Synthesis occurs as a reader summarises what has happened and gives it personal meaning.

To synthesise information in texts, students need strategies to help them locate important information and recognise it when it is presented in a different format. They need to know how to link related pieces of information to fully understand a text. Sometimes these relationships can be explicitly stated and information is often found near causal words such as because, so and therefore. In other cases, information may need to be linked from sentence to sentence or across paragraphs. This process of synthesis cannot be undertaken without evaluating the ideas and concepts within the text.

Connecting ideas using text and image

Teachers need to provide students with the metalanguage of visual literacy and model how to interpret the following types of images:

  • photographs
  • realistic
  • diagrams
  • cut aways
  • illustrations
  • exploded images
  • cartoons
  • classification charts
  • websites
  • artwork
  • graphs
  • time lines
  • captions
  • flowcharts
  • sections/plans
  • analogical images
  • transformational images.

It is important for students to consider the images and words together in picture books. Good illustrators often say there is no point in illustrating what has already been told in words. Ron Brooks states:

With every book my first rule of thumb has been to not draw what is there already in the words. I try to find something from behind or between the words, something unsaid, something from the moment behind and beneath the moment, something about where those words come from, something from and about the heart, to then add to the words.

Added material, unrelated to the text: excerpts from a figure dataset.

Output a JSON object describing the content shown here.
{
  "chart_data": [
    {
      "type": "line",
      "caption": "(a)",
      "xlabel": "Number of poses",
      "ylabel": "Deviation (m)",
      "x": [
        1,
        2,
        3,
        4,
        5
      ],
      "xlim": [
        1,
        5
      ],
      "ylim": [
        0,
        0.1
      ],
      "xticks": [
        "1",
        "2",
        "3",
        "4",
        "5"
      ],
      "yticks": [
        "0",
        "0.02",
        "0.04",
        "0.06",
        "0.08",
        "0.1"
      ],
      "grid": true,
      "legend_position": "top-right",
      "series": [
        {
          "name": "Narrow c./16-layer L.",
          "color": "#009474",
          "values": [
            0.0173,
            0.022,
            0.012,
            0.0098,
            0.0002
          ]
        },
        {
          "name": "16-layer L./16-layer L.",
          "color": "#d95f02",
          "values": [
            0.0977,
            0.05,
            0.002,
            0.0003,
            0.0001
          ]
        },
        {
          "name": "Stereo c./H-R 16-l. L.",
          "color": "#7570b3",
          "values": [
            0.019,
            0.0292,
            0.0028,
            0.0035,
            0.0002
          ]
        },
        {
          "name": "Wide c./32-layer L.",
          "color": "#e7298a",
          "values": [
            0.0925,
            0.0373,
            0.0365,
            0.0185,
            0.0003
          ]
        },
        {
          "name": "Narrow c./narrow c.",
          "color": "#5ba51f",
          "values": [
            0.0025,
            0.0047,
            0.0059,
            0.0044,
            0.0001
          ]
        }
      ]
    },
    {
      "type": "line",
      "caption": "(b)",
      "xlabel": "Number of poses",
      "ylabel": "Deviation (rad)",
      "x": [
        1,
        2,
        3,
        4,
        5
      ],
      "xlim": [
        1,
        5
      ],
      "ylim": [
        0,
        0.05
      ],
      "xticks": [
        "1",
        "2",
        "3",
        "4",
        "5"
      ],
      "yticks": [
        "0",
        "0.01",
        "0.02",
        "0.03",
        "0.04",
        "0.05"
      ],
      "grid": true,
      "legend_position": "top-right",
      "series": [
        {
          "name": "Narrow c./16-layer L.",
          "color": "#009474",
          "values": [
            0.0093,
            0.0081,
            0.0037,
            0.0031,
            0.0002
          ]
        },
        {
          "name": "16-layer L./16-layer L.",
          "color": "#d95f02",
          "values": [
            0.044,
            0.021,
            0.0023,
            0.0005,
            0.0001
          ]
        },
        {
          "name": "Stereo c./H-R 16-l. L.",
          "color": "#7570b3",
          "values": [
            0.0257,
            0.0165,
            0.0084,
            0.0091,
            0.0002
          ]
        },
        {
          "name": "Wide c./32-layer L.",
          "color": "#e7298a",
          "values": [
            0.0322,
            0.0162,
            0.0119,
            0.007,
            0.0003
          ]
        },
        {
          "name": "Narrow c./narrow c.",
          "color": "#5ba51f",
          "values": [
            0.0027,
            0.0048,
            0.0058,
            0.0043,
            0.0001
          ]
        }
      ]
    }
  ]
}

Activity 1 – telling stories through pictures

Rule up 2 columns:

  • 1st column – copy the text from one page
  • 2nd column – list all the things shown in corresponding illustration.

Have students consider how the illustrator has gone beyond the written text through the use of art elements and media.

Images in texts often provide explanations for concepts in the words or vice versa. It is therefore important to show students examples of how pictures and words can be in different relationships as follows:

  • equivalent meaning in both image and words (as in labels)
  • elaborated meaning with same represented participants/nouns and processes/verbs but different circumstances
  • complementary meaning with different participants/ nouns
  • complementary meaning with different processes/ verbs
  • divergent meaning, for example, some Alison Lester picture books.

Activity 2 – identifying different image-text relations

Students in pairs select a book with pictures and decide on each page whether the meaning in the words and pictures is the same, slightly different, one adds meaning to the other or they are different.

References

Australian curriculum reference – ACELY1680: Interacting with others: Use comprehension strategies to build literal and inferred meaning and begin to evaluate texts by drawing on a growing knowledge of context, text structures and language features. ACELY1692: Interacting with others: Use comprehension strategies to build literal and inferred meaning to expand content knowledge, integrating and linking ideas and analysing and evaluating texts.

NSW syllabus reference – EN2-4A: Use comprehension strategies to build literal and inferred meaning to expand content knowledge, integrating and linking ideas and analysing and evaluating texts.

NSW literacy continuum reference: Comprehension, Cluster 10, Marker 1: Interprets text by inferring connections, causes and consequences during reading. Comprehension, Cluster 10, Marker 2: Responds to and interprets texts by discussing the differences between literal and inferred meanings.